Allerdings hat auch Microsoft ein Patent auf das Kachel-Design, welches zurückgeht auf April 2011. In diesem Patent geht es um Kacheln auf mobilen Geräten, die ohne Interaktion des Nutzers einen aktuellen Schnappschuss des Applikations-Inhaltes anzeigen.

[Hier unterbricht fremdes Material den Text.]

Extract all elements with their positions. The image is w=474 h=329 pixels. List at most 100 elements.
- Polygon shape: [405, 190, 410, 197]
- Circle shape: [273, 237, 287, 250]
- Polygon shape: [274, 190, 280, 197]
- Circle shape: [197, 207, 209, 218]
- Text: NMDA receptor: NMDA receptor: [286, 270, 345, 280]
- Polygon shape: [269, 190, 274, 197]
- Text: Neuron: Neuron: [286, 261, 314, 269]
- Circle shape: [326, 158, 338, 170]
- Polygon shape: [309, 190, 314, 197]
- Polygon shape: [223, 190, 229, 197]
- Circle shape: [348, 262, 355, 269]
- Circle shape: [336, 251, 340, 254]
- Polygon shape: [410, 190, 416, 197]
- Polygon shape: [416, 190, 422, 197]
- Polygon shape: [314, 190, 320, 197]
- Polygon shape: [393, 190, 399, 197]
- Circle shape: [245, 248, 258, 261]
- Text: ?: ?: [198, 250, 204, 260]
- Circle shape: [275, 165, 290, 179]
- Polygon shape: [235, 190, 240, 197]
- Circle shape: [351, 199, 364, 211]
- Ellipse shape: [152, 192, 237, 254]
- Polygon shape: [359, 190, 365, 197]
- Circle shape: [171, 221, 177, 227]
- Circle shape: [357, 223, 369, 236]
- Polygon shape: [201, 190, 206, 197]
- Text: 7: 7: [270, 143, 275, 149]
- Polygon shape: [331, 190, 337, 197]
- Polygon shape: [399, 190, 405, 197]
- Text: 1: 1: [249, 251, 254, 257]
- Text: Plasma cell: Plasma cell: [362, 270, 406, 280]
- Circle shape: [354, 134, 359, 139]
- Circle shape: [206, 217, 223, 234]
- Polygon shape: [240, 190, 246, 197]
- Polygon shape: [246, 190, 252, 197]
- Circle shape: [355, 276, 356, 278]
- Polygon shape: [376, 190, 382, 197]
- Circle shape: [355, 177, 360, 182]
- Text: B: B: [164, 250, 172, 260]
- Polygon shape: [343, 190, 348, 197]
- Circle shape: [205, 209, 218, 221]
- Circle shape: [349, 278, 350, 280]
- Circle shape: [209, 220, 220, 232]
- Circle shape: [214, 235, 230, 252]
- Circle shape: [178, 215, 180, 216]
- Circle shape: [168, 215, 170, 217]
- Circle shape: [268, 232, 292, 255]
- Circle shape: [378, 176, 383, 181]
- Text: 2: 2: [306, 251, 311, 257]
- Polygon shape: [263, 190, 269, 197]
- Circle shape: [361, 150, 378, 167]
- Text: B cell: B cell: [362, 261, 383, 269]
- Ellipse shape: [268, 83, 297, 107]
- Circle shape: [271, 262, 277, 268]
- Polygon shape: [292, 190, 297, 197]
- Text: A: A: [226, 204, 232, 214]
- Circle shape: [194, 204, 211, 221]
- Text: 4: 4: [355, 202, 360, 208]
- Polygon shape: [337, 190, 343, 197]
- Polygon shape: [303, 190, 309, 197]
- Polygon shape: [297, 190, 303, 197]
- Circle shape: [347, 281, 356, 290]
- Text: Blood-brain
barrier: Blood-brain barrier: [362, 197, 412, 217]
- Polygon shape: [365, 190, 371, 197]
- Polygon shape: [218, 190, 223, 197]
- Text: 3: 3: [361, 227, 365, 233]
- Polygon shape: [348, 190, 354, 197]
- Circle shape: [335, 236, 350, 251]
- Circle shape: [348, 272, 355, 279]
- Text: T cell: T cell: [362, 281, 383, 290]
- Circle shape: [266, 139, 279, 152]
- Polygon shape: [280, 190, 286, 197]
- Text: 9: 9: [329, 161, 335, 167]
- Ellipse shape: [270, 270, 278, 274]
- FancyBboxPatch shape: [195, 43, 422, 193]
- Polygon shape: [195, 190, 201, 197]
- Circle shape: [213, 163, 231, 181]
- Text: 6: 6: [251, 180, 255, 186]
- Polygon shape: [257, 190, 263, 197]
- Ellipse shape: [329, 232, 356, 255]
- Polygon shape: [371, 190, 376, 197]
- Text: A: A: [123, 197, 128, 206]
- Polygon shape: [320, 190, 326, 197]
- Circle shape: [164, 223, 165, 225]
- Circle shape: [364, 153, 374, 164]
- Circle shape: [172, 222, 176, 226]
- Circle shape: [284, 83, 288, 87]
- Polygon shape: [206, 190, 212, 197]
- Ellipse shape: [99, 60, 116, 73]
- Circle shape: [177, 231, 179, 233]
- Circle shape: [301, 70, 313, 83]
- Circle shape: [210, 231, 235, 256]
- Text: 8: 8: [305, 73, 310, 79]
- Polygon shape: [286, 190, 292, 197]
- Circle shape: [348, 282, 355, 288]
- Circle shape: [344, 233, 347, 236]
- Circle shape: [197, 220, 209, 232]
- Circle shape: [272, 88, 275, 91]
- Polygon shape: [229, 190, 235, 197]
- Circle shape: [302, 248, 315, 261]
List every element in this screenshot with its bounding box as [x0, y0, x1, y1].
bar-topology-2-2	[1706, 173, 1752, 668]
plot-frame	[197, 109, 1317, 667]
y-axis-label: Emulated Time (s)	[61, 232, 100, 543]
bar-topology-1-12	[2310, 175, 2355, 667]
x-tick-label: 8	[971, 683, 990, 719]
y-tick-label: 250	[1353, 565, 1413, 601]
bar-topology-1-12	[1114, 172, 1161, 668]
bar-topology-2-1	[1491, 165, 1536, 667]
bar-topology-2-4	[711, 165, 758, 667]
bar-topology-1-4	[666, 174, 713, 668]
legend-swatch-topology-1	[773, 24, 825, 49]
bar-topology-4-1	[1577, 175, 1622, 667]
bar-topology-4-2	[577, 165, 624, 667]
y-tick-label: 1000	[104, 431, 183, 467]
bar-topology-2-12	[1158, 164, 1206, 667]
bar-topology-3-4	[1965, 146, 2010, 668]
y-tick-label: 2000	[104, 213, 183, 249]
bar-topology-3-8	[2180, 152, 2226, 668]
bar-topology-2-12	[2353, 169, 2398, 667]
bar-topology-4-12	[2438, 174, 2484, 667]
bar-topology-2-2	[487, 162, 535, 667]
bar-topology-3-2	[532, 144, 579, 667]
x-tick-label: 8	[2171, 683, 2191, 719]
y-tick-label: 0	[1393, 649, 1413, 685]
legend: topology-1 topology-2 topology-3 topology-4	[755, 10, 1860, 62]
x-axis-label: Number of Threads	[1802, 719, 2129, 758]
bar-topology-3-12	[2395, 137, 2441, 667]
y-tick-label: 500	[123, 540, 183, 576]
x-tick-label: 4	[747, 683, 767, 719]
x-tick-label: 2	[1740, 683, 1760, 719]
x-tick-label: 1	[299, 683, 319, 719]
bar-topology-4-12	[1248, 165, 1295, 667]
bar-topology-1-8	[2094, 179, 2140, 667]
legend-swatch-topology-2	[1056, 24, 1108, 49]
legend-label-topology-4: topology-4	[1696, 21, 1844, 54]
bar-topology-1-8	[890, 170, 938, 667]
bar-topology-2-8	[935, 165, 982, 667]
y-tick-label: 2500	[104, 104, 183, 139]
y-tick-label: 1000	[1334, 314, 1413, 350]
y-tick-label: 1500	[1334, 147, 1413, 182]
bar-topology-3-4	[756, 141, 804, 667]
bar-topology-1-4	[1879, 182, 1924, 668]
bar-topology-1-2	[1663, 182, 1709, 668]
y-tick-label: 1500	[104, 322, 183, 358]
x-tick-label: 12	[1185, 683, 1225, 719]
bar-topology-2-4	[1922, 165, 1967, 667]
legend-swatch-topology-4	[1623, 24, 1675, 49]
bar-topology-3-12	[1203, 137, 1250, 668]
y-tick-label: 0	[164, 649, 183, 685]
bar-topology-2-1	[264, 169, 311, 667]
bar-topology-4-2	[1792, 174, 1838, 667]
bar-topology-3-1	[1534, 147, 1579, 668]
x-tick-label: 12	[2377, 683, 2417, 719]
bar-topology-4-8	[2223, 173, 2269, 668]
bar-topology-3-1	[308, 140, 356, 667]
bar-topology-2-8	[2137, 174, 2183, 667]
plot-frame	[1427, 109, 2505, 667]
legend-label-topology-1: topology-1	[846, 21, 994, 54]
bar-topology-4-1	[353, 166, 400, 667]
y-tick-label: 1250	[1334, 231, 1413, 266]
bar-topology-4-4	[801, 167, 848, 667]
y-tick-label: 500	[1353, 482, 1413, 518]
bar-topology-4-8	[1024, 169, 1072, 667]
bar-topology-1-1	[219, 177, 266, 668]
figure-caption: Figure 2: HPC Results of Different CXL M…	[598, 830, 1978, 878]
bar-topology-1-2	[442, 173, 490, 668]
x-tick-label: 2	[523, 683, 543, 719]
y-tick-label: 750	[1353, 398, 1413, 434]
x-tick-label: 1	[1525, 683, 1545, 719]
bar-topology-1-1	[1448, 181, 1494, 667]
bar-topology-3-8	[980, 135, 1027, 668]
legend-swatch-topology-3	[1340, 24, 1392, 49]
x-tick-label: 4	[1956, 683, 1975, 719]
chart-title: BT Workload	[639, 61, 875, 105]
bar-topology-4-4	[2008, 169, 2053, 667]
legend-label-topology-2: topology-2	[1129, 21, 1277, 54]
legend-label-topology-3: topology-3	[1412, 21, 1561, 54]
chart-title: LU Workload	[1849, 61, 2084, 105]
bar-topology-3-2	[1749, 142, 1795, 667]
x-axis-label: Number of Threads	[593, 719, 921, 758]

Wer letztendlich Recht bekommt, wird sich zeigen. Jedenfalls riecht SurfCast stark nach Patent-Troll. Als solche gelten Unternehmen, die keine eigenen Technologien entwickeln, stattdessen aber fleißig Patente sammeln, um diese im Falle ihrer Verwirklichung durch ein anderes Unternehmen einklagen zu können. Meist sind Patent-Trolle jedoch schon mit mittelhohen Ausgleichszahlungen zufrieden, die Microsoft wohl durchaus im Stande ist, zu leisten.

So kommt es auch, dass man sich in Redmond keine allzu großen Sorgen über die eingegangene Klage macht. Ein Microsoft-Sprecher ließ verlauten:

We are confident we will prove to the court that these claims are without merit, and that Microsoft has created a unique user experience.

Da kann man nur hoffen, dass sich das, was momentan noch eher wie ein Halloween-Streich als wie ein ernsthafter Prozess klingt, nicht demnächst zu einem ausgewachsenen Patent-Problem entwickelt.